On 2/10/21 5:53 AM, Cornelia Huck wrote:
On Tue, 9 Feb 2021 14:48:30 -0500 Tony Krowiak akrowiak@linux.ibm.com wrote:
This patch fixes a circular locking dependency in the CI introduced by commit f21916ec4826 ("s390/vfio-ap: clean up vfio_ap resources when KVM pointer invalidated"). The lockdep only occurs when starting a Secure Execution guest. Crypto virtualization (vfio_ap) is not yet supported for SE guests; however, in order to avoid CI errors, this fix is being provided.
The circular lockdep was introduced when the masks in the guest's APCB were taken under the matrix_dev->lock.
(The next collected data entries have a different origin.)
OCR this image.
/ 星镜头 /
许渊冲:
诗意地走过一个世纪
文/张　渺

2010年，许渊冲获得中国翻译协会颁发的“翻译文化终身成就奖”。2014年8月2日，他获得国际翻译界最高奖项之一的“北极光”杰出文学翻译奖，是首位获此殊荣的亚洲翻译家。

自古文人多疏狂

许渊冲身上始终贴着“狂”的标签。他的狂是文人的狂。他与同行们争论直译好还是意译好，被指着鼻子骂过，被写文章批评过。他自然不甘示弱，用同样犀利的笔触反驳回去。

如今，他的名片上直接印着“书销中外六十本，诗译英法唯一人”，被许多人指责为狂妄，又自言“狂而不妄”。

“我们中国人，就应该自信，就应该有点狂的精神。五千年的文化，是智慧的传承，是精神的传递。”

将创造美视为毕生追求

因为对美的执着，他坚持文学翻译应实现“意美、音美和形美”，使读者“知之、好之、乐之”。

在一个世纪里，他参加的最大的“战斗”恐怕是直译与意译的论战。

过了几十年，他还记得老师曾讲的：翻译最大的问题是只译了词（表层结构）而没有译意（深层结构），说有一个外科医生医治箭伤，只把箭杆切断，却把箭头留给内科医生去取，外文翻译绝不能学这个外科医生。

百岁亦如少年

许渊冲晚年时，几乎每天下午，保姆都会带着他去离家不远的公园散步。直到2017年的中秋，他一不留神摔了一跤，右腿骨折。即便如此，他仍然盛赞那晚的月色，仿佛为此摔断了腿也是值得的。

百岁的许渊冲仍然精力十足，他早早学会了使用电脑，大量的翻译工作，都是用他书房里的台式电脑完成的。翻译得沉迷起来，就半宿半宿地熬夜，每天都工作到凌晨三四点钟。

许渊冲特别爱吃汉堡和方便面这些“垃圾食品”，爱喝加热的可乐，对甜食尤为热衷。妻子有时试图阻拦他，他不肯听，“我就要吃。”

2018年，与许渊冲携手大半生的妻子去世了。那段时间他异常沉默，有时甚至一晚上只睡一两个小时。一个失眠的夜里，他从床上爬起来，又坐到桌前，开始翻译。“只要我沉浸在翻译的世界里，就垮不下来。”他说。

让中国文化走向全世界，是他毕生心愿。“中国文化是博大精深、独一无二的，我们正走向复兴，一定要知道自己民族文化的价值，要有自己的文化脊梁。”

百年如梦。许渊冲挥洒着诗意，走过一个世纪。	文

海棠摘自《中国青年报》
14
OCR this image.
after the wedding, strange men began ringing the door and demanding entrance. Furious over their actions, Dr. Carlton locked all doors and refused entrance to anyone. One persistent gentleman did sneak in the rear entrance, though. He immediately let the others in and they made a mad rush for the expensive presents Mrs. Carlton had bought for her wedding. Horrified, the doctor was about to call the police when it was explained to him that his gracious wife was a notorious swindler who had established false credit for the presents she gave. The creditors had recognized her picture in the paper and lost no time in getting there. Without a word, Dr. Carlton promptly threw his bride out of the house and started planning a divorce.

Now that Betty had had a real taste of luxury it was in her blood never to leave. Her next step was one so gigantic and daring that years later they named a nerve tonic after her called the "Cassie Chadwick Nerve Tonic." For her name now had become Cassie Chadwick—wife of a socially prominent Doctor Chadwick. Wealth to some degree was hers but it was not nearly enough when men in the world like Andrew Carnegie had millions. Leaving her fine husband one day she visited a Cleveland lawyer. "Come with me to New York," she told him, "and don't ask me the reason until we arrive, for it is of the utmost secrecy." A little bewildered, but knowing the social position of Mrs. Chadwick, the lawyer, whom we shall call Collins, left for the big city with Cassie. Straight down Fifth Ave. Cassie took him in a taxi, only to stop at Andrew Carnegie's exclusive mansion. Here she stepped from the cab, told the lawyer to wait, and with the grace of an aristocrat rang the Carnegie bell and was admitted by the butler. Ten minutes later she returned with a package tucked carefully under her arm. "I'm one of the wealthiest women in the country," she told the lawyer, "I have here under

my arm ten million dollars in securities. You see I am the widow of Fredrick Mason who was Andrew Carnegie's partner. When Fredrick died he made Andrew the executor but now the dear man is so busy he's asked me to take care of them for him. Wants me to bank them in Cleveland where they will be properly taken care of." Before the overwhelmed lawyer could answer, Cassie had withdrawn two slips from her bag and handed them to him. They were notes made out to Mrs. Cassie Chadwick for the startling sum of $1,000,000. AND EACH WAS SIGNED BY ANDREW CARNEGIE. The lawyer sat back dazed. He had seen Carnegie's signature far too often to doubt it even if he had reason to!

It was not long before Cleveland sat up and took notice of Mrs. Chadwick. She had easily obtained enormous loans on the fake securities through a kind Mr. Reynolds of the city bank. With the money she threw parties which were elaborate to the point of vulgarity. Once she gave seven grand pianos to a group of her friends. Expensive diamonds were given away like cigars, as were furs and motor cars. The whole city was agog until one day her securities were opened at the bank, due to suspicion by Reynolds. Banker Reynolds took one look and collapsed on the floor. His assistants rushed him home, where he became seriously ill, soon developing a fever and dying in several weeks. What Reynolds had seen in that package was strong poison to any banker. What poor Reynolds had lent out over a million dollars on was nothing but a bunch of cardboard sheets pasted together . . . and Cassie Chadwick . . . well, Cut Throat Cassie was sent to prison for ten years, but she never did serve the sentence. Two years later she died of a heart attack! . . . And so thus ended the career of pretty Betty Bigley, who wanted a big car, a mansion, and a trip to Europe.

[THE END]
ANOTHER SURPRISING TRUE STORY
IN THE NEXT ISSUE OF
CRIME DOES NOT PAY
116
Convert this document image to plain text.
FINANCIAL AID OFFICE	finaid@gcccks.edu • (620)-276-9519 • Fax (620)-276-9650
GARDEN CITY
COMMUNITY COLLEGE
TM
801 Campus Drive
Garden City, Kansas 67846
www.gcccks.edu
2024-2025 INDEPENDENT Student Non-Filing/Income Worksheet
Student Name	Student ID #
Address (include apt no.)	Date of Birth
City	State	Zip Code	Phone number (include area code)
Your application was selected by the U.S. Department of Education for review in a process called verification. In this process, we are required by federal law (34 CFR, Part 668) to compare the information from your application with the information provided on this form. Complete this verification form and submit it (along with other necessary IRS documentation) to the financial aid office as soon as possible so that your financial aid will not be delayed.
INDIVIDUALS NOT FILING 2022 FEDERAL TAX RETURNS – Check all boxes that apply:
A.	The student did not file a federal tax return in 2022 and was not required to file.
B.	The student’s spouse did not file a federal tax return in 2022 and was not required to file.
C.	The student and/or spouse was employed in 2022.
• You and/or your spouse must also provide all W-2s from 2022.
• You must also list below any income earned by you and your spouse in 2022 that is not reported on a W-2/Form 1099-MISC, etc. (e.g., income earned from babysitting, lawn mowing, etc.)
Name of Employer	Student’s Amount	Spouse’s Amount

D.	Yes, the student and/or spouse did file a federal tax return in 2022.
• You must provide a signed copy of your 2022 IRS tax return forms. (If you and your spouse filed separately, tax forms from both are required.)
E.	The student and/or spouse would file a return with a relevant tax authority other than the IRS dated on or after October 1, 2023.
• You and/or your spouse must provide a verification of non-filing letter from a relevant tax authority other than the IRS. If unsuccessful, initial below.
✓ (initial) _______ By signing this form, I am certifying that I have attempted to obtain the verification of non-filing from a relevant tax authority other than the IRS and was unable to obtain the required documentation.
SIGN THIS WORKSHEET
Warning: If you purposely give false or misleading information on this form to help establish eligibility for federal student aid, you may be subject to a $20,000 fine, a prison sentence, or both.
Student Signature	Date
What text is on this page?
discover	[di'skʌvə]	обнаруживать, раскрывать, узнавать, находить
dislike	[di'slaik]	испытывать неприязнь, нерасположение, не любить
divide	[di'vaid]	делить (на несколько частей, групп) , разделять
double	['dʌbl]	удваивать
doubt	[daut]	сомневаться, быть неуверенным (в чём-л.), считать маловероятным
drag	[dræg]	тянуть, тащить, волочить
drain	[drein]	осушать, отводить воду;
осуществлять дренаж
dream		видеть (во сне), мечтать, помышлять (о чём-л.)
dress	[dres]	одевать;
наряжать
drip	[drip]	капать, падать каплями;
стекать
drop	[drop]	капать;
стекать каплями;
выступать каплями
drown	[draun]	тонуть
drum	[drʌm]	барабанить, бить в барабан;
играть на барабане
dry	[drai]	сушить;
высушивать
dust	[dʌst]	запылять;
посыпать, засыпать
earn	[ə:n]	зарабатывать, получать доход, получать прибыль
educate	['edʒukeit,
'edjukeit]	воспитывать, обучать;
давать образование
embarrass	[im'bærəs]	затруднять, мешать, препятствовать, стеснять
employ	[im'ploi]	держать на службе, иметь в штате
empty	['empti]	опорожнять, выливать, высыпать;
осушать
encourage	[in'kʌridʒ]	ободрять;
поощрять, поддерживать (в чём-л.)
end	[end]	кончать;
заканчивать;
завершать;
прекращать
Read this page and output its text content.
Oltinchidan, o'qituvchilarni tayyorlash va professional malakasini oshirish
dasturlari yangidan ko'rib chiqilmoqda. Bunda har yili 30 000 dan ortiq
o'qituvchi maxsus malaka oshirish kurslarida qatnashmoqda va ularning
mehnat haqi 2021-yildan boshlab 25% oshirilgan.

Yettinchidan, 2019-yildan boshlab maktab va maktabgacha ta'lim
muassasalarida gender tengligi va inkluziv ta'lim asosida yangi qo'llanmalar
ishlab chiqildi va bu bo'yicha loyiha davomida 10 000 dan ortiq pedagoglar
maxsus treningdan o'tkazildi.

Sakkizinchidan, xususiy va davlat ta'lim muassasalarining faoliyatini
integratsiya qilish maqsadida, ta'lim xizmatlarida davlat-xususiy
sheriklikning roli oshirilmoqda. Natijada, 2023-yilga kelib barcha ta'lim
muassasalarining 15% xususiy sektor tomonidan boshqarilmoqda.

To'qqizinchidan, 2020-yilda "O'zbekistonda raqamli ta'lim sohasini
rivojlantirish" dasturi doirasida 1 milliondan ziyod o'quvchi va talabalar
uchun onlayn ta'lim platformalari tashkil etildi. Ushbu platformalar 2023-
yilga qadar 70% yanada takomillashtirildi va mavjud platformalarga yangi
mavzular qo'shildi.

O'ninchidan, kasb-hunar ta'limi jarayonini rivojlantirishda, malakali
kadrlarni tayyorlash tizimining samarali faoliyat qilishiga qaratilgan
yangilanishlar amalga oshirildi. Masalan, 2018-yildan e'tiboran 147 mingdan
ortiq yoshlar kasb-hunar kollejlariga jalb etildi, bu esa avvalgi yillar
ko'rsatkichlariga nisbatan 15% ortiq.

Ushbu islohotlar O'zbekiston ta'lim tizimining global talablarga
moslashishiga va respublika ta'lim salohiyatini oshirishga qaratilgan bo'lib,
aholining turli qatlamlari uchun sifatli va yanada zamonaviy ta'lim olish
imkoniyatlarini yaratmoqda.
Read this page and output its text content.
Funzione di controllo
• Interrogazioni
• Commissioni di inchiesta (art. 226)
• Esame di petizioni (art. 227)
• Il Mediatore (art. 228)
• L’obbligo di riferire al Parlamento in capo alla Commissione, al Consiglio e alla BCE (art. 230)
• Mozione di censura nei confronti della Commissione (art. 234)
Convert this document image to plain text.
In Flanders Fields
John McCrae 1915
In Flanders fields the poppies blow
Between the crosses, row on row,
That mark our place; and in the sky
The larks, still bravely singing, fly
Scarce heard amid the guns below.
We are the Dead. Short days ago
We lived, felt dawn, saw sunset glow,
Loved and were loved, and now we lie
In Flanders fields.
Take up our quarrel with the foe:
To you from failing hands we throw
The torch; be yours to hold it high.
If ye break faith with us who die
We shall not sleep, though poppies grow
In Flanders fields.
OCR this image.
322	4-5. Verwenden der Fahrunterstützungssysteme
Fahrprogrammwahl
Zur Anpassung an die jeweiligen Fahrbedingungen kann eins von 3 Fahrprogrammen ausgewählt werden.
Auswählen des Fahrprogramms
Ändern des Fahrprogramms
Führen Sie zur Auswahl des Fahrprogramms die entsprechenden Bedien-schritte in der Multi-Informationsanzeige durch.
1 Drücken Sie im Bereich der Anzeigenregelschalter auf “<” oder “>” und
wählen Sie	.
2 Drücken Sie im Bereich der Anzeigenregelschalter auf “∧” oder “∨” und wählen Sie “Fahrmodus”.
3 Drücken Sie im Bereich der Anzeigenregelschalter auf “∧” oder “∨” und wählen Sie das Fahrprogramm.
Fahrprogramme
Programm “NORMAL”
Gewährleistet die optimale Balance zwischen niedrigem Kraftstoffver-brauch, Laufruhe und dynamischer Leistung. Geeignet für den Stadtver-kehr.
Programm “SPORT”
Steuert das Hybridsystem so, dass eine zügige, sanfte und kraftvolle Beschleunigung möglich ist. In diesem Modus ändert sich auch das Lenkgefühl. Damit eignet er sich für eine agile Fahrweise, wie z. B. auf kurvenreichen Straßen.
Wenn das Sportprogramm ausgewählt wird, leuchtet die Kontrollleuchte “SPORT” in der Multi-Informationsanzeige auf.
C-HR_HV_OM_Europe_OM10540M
While the lock is definitely needed to protect the setting/unsetting of the KVM pointer, it is not necessarily critical for setting the masks, so this will not be done under protection of the matrix_dev->lock.
Fixes: f21916ec4826 ("s390/vfio-ap: clean up vfio_ap resources when KVM pointer invalidated") Cc: stable@vger.kernel.org Signed-off-by: Tony Krowiak akrowiak@linux.ibm.com
drivers/s390/crypto/vfio_ap_ops.c | 75 ++++++++++++++++++------------- 1 file changed, 45 insertions(+), 30 deletions(-)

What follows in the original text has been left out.